L’étude actuelle montre que le recours à l’intelligence artificielle (IA) peut améliorer la détermination du stade de la maladie grâce à des données qu’il est facile et peu onéreux de relever. L’équipe de scientifiques emmenée par G.V. Shivashankar et Caroline Uhler a soumis à un algorithme d’apprentissage 560 échantillons de tissus de 122 patientes. Ces échantillons avaient été traités avec le colorant DAPI , qui rend fluorescente la chromatine dans le noyau des cellules. La chromatine est entre autres constituée du matériel génétique ADN et de protéines. Son apparence permet de tirer des conclusions sur l’organisation et donc sur l’activité de l’ADN contenu dans le noyau cellulaire. Après une phase d’apprentissage, le modèle d’IA a identifié des motifs dans les coupes de tissus qui correspondaient aux différences identifiées par les pathologistes humains. «Notre analyse montre que les images de la chromatine, qui sont faciles et peu onéreuses à réaliser, fournissent - en combinaison avec de puissants algorithmes d’IA - suffisamment d’informations pour analyser comment l’état des cellules et l’organisation des tissus évoluent lors du passage du DCIS à l’IDC pour prévoir précisément le stade de la maladie», explique Caroline Uhler.

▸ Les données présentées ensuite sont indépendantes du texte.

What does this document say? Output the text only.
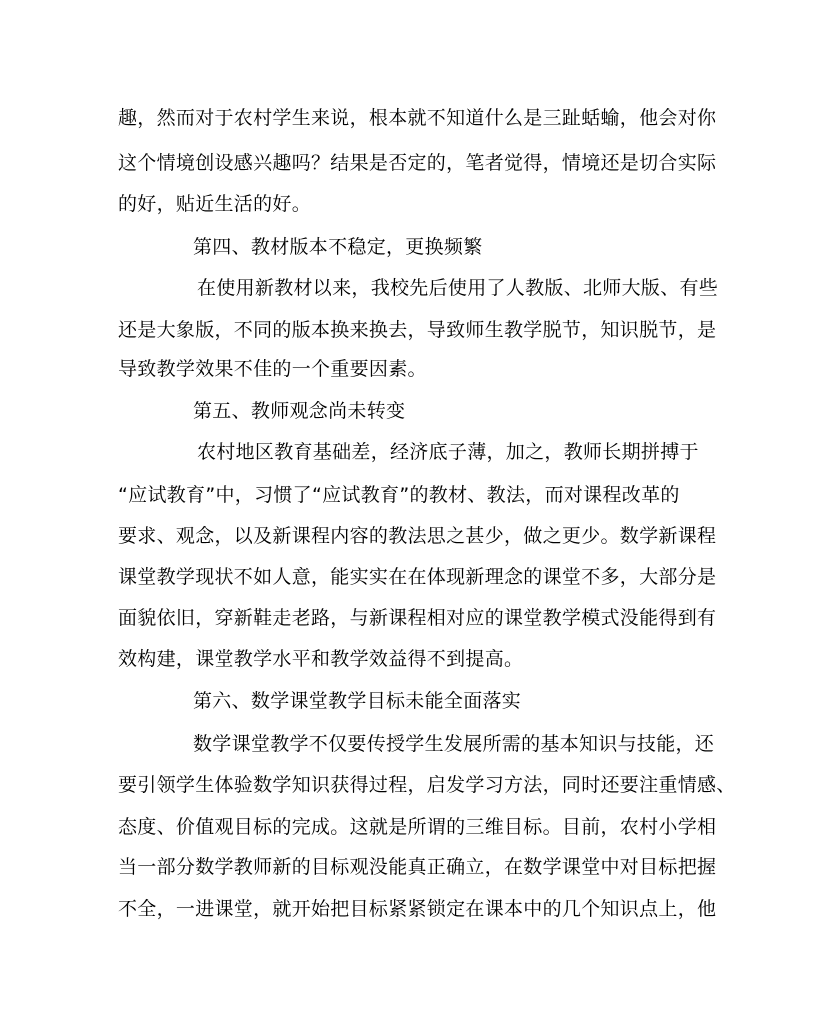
趣，然而对于农村学生来说，根本就不知道什么是三趾蛞蝓，他会对你
这个情境创设感兴趣吗？结果是否定的，笔者觉得，情境还是切合实际
的好，贴近生活的好。
第四、教材版本不稳定，更换频繁
在使用新教材以来，我校先后使用了人教版、北师大版、有些
还是大象版，不同的版本换来换去，导致师生教学脱节，知识脱节，是
导致教学效果不佳的一个重要因素。
第五、教师观念尚未转变
农村地区教育基础差，经济底子薄，加之，教师长期拼搏于
“应试教育”中，习惯了“应试教育”的教材、教法，而对课程改革的
要求、观念，以及新课程内容的教法思之甚少，做之更少。数学新课程
课堂教学现状不如人意，能实实在在体现新理念的课堂不多，大部分是
面貌依旧，穿新鞋走老路，与新课程相对应的课堂教学模式没能得到有
效构建，课堂教学水平和教学效益得不到提高。
第六、数学课堂教学目标未能全面落实
数学课堂教学不仅要传授学生发展所需的基本知识与技能，还
要引领学生体验数学知识获得过程，启发学习方法，同时还要注重情感、
态度、价值观目标的完成。这就是所谓的三维目标。目前，农村小学相
当一部分数学教师新的目标观没能真正确立，在数学课堂中对目标把握
不全，一进课堂，就开始把目标紧紧锁定在课本中的几个知识点上，他
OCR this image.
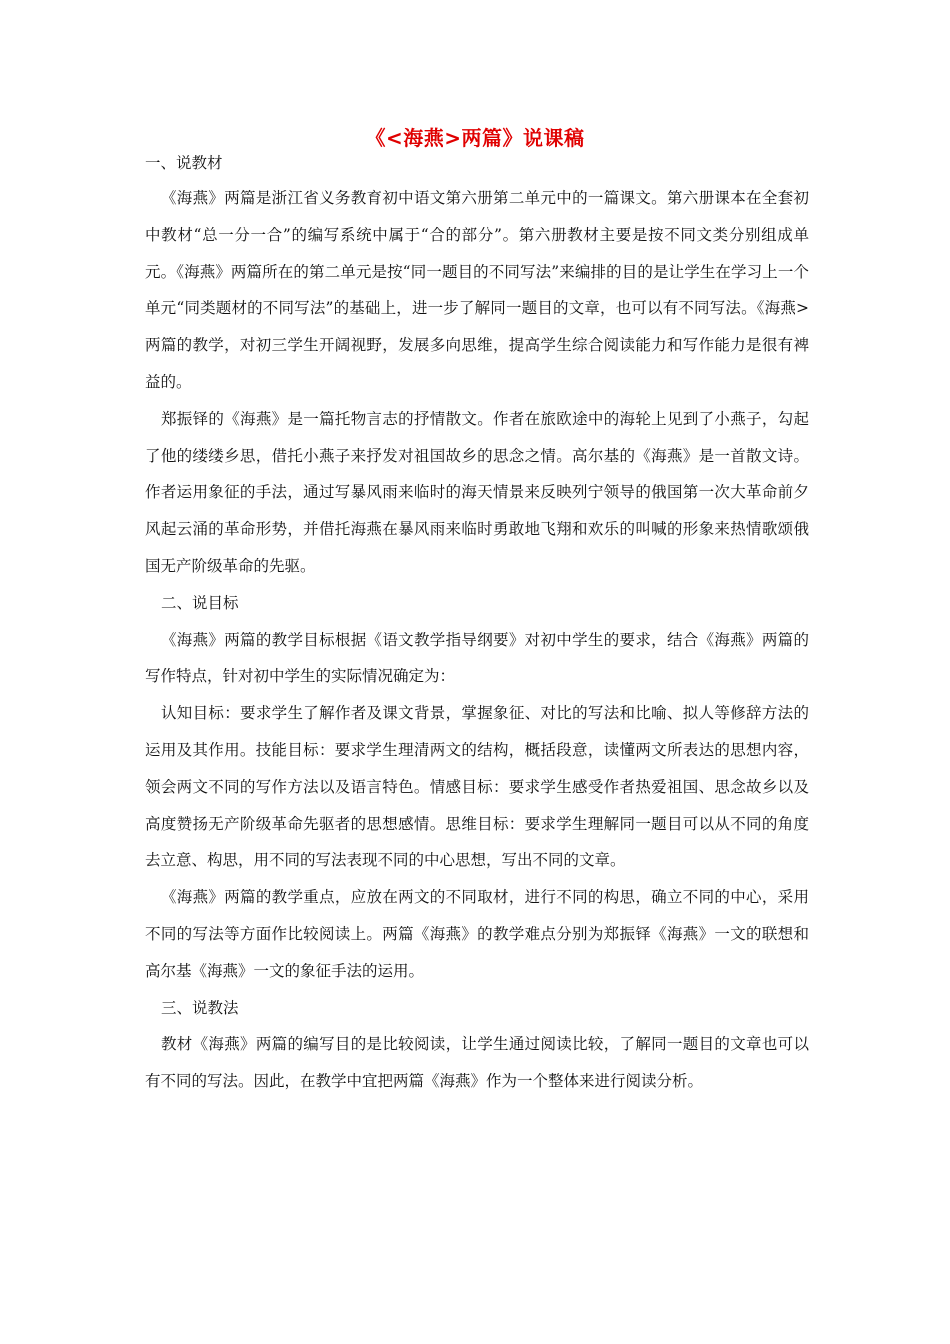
《<海燕>两篇》说课稿
一、说教材

《海燕》两篇是浙江省义务教育初中语文第六册第二单元中的一篇课文。第六册课本在全套初中教材“总一分一合”的编写系统中属于“合的部分”。第六册教材主要是按不同文类分别组成单元。《海燕》两篇所在的第二单元是按“同一题目的不同写法”来编排的目的是让学生在学习上一个单元“同类题材的不同写法”的基础上，进一步了解同一题目的文章，也可以有不同写法。《海燕>两篇的教学，对初三学生开阔视野，发展多向思维，提高学生综合阅读能力和写作能力是很有裨益的。

郑振铎的《海燕》是一篇托物言志的抒情散文。作者在旅欧途中的海轮上见到了小燕子，勾起了他的缕缕乡思，借托小燕子来抒发对祖国故乡的思念之情。高尔基的《海燕》是一首散文诗。作者运用象征的手法，通过写暴风雨来临时的海天情景来反映列宁领导的俄国第一次大革命前夕风起云涌的革命形势，并借托海燕在暴风雨来临时勇敢地飞翔和欢乐的叫喊的形象来热情歌颂俄国无产阶级革命的先驱。

二、说目标

《海燕》两篇的教学目标根据《语文教学指导纲要》对初中学生的要求，结合《海燕》两篇的写作特点，针对初中学生的实际情况确定为：

认知目标：要求学生了解作者及课文背景，掌握象征、对比的写法和比喻、拟人等修辞方法的运用及其作用。技能目标：要求学生理清两文的结构，概括段意，读懂两文所表达的思想内容，领会两文不同的写作方法以及语言特色。情感目标：要求学生感受作者热爱祖国、思念故乡以及高度赞扬无产阶级革命先驱者的思想感情。思维目标：要求学生理解同一题目可以从不同的角度去立意、构思，用不同的写法表现不同的中心思想，写出不同的文章。

《海燕》两篇的教学重点，应放在两文的不同取材，进行不同的构思，确立不同的中心，采用不同的写法等方面作比较阅读上。两篇《海燕》的教学难点分别为郑振铎《海燕》一文的联想和高尔基《海燕》一文的象征手法的运用。

三、说教法

教材《海燕》两篇的编写目的是比较阅读，让学生通过阅读比较，了解同一题目的文章也可以有不同的写法。因此，在教学中宜把两篇《海燕》作为一个整体来进行阅读分析。
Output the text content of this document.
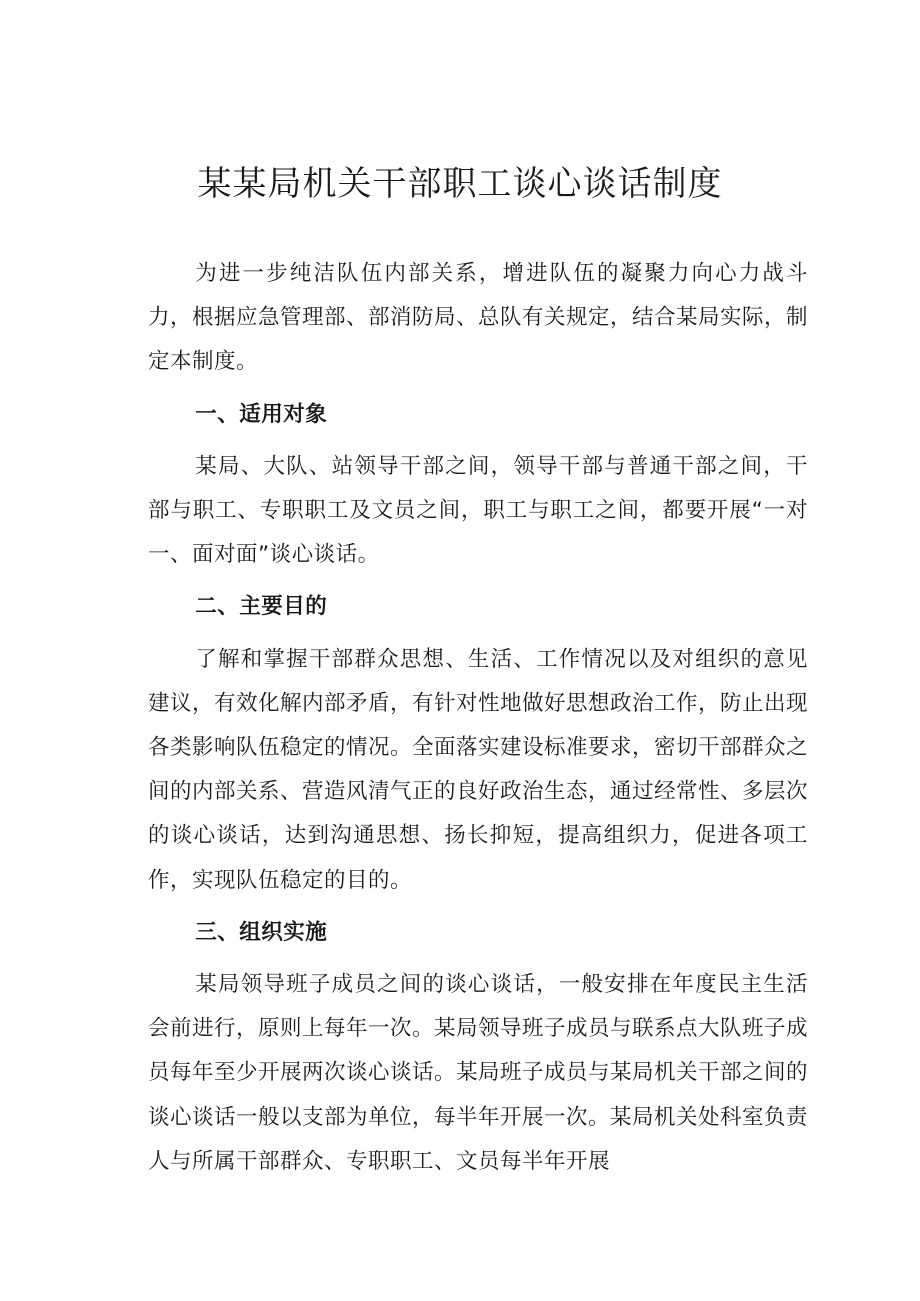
某某局机关干部职工谈心谈话制度

为进一步纯洁队伍内部关系，增进队伍的凝聚力向心力战斗力，根据应急管理部、部消防局、总队有关规定，结合某局实际，制定本制度。

一、适用对象

某局、大队、站领导干部之间，领导干部与普通干部之间，干部与职工、专职职工及文员之间，职工与职工之间，都要开展“一对一、面对面”谈心谈话。

二、主要目的

了解和掌握干部群众思想、生活、工作情况以及对组织的意见建议，有效化解内部矛盾，有针对性地做好思想政治工作，防止出现各类影响队伍稳定的情况。全面落实建设标准要求，密切干部群众之间的内部关系、营造风清气正的良好政治生态，通过经常性、多层次的谈心谈话，达到沟通思想、扬长抑短，提高组织力，促进各项工作，实现队伍稳定的目的。

三、组织实施

某局领导班子成员之间的谈心谈话，一般安排在年度民主生活会前进行，原则上每年一次。某局领导班子成员与联系点大队班子成员每年至少开展两次谈心谈话。某局班子成员与某局机关干部之间的谈心谈话一般以支部为单位，每半年开展一次。某局机关处科室负责人与所属干部群众、专职职工、文员每半年开展
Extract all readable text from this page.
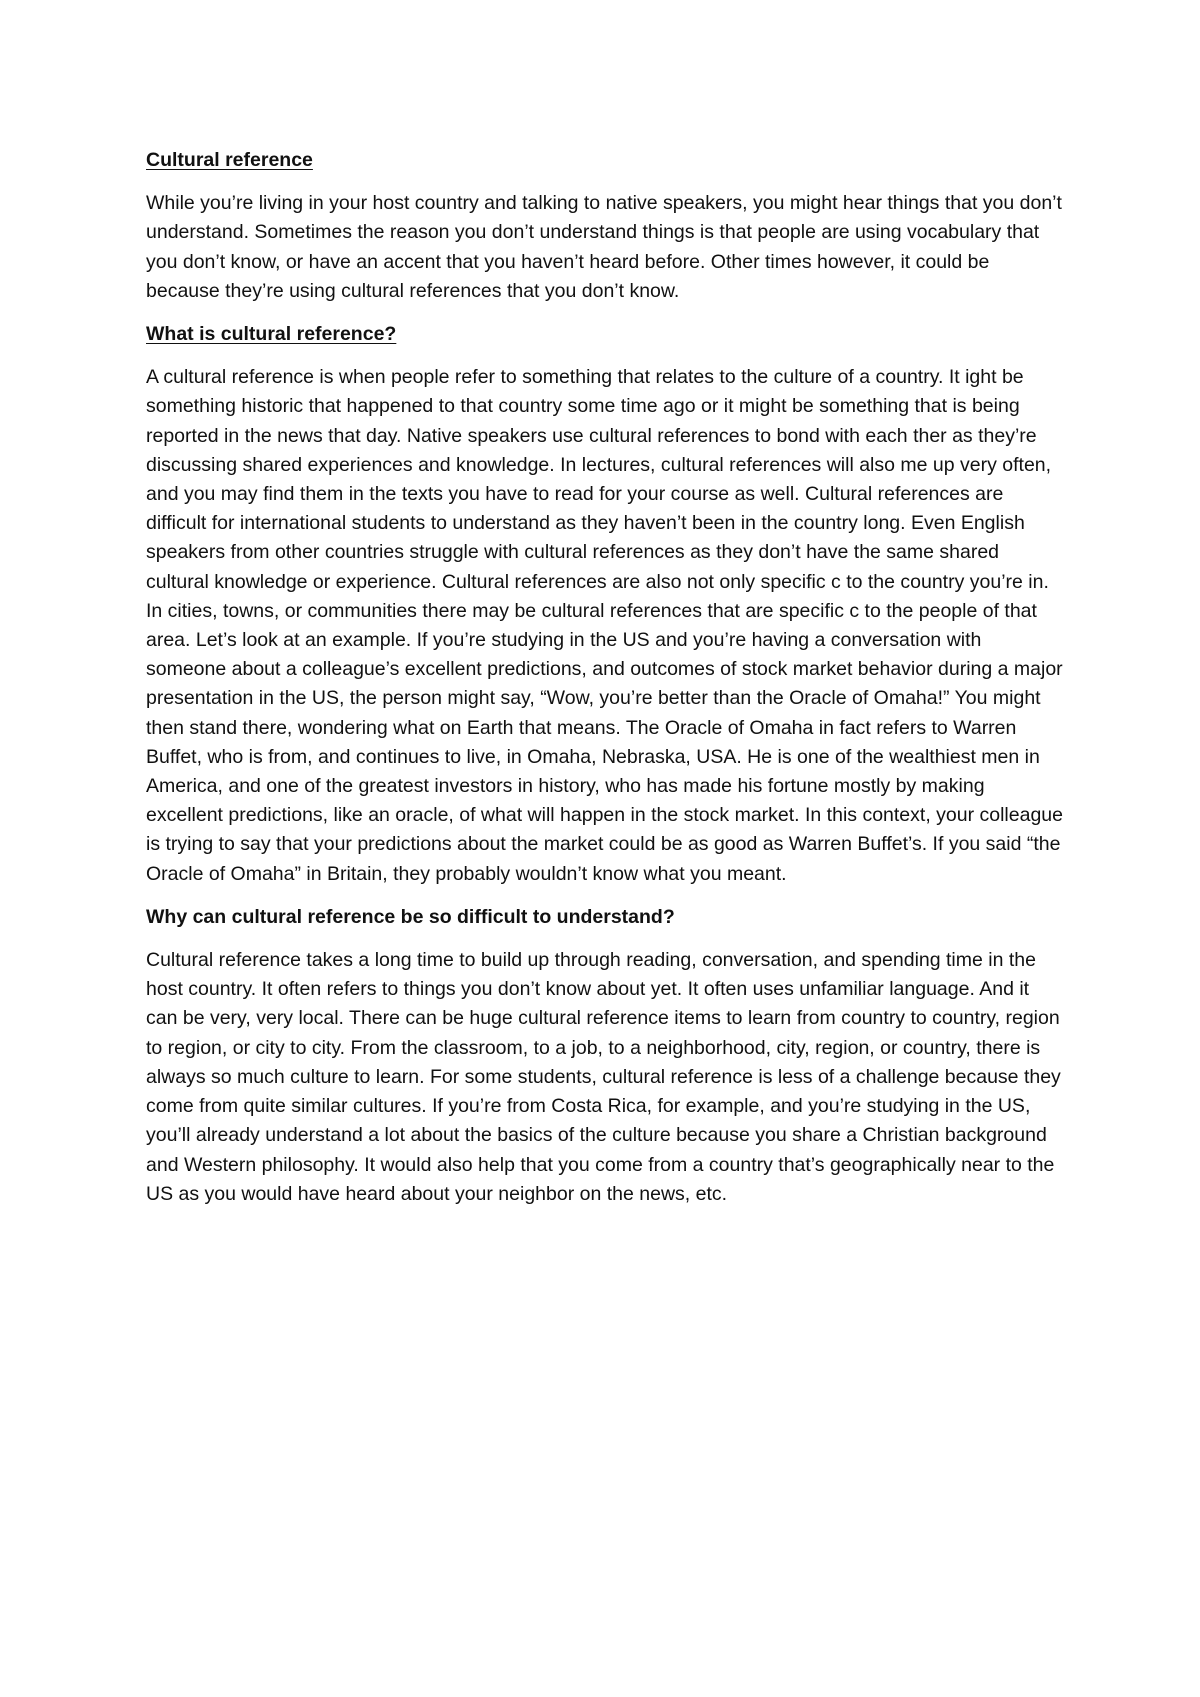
Cultural reference

While you’re living in your host country and talking to native speakers, you might hear things that you don’t understand. Sometimes the reason you don’t understand things is that people are using vocabulary that you don’t know, or have an accent that you haven’t heard before. Other times however, it could be because they’re using cultural references that you don’t know.

What is cultural reference?

A cultural reference is when people refer to something that relates to the culture of a country. It ight be something historic that happened to that country some time ago or it might be something that is being reported in the news that day. Native speakers use cultural references to bond with each ther as they’re discussing shared experiences and knowledge. In lectures, cultural references will also me up very often, and you may find them in the texts you have to read for your course as well. Cultural references are difficult for international students to understand as they haven’t been in the country long. Even English speakers from other countries struggle with cultural references as they don’t have the same shared cultural knowledge or experience. Cultural references are also not only specific c to the country you’re in. In cities, towns, or communities there may be cultural references that are specific c to the people of that area. Let’s look at an example. If you’re studying in the US and you’re having a conversation with someone about a colleague’s excellent predictions, and outcomes of stock market behavior during a major presentation in the US, the person might say, “Wow, you’re better than the Oracle of Omaha!” You might then stand there, wondering what on Earth that means. The Oracle of Omaha in fact refers to Warren Buffet, who is from, and continues to live, in Omaha, Nebraska, USA. He is one of the wealthiest men in America, and one of the greatest investors in history, who has made his fortune mostly by making excellent predictions, like an oracle, of what will happen in the stock market. In this context, your colleague is trying to say that your predictions about the market could be as good as Warren Buffet’s. If you said “the Oracle of Omaha” in Britain, they probably wouldn’t know what you meant.

Why can cultural reference be so difficult to understand?

Cultural reference takes a long time to build up through reading, conversation, and spending time in the host country. It often refers to things you don’t know about yet. It often uses unfamiliar language. And it can be very, very local. There can be huge cultural reference items to learn from country to country, region to region, or city to city. From the classroom, to a job, to a neighborhood, city, region, or country, there is always so much culture to learn. For some students, cultural reference is less of a challenge because they come from quite similar cultures. If you’re from Costa Rica, for example, and you’re studying in the US, you’ll already understand a lot about the basics of the culture because you share a Christian background and Western philosophy. It would also help that you come from a country that’s geographically near to the US as you would have heard about your neighbor on the news, etc.
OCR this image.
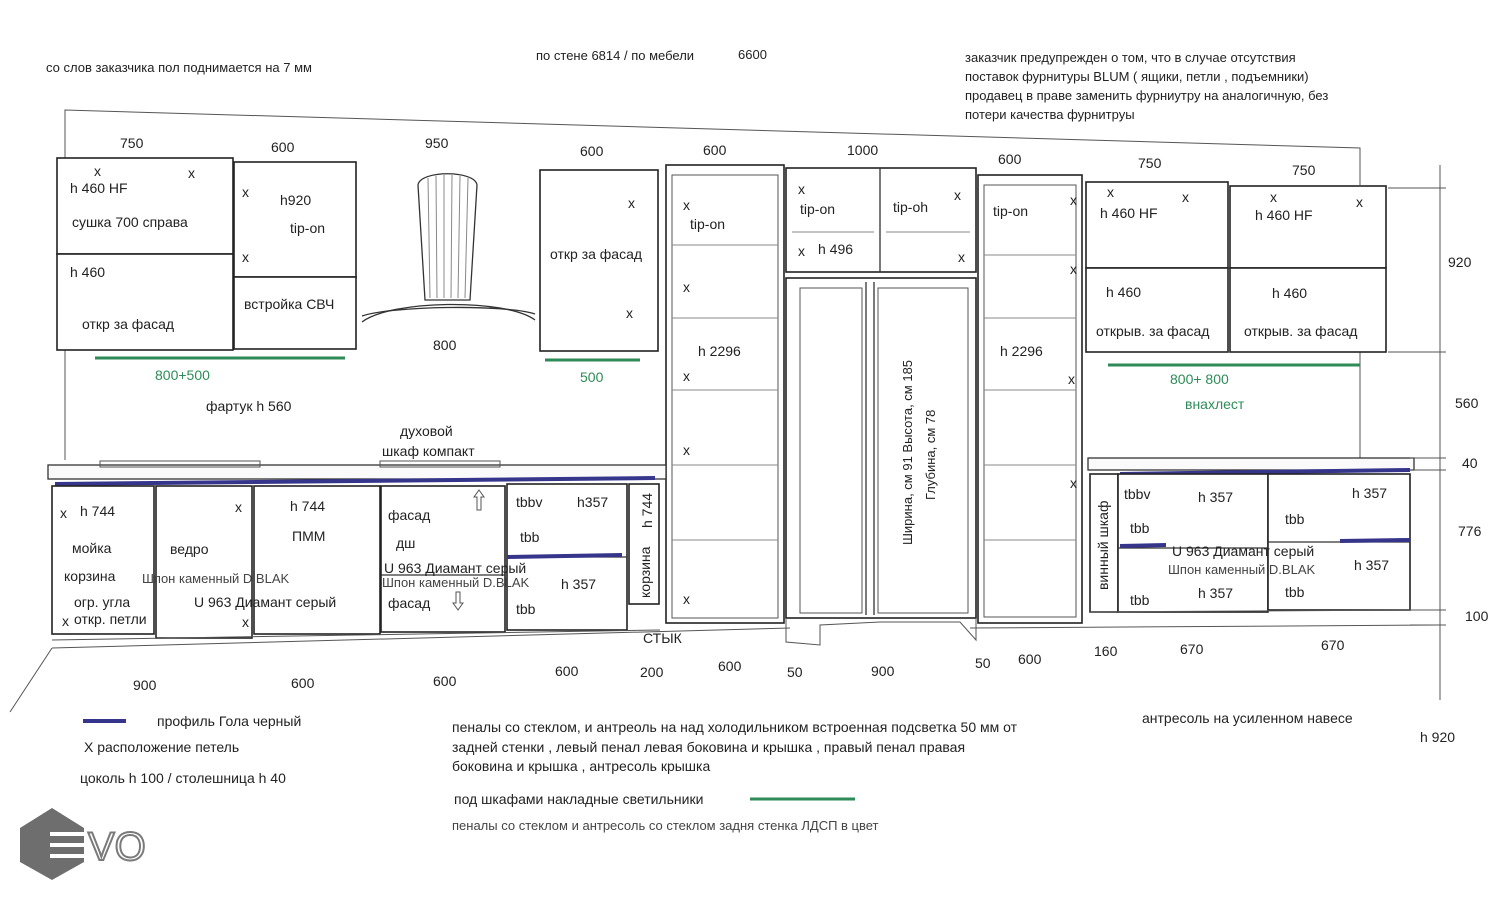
x	x
x
x
x
x
x
x
x
x
x
x
x
x
x
x
x
x
x
x	x	x	x
x	x
x	x
со слов заказчика пол поднимается на 7 мм
по стене 6814 / по мебели	6600	заказчик предупрежден о том, что в случае отсутствия
поставок фурнитуры BLUM ( ящики, петли , подъемники)
продавец в праве заменить фурниутру на аналогичную, без
потери качества фурнитруы
750	600	950	600	600	1000
600	750	750
h 460 HF
сушка 700 справа
h 460
откр за фасад
h920
tip-on
встройка СВЧ
800
откр за фасад
h 460 HF	h 460 HF
h 460
открыв. за фасад
h 460
открыв. за фасад
tip-on
h 2296
tip-on	tip-oh
h 496
Ширина, см 91 Высота, см 185 Глубина, см 78
tip-on
h 2296
800+500	500	800+ 800
внахлест
фартук h 560
духовой
шкаф компакт
h 744
мойка
корзина
огр. угла
откр. петли
ведро
Шпон каменный D.BLAK
U 963 Диамант серый
h 744
ПММ
фасад
дш
U 963 Диамант серый
Шпон каменный D.BLAK
фасад
tbbv h357
tbb
h 357
tbb
h 744
корзина
СТЫК
винный шкаф
tbbv	h 357
tbb
h 357
tbb
U 963 Диамант серый
Шпон каменный D.BLAK	h 357
tbb	h 357	tbb
920
560
40
776
100
h 920
900	600	600
600	200	600	50	900	50 600	160	670	670
профиль Гола черный
X расположение петель
цоколь h 100 / столешница h 40
пеналы со стеклом, и антреоль на над холодильником встроенная подсветка 50 мм от
задней стенки , левый пенал левая боковина и крышка , правый пенал правая
боковина и крышка , антресоль крышка
под шкафами накладные светильники
пеналы со стеклом и антресоль со стеклом задня стенка ЛДСП в цвет
антресоль на усиленном навесе
VO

Les scientifiques estiment que cette combinaison d’IA et d’images de chromatine présente un grand potentiel de classification des tumeurs. Avant l’utilisation de cette méthode dans la pratique, de nombreuses autres études seront toutefois nécessaires afin d’attester la fiabilité et la sécurité de cette approche, et notamment l’observation, sur la durée, de patientes atteintes de DCIS.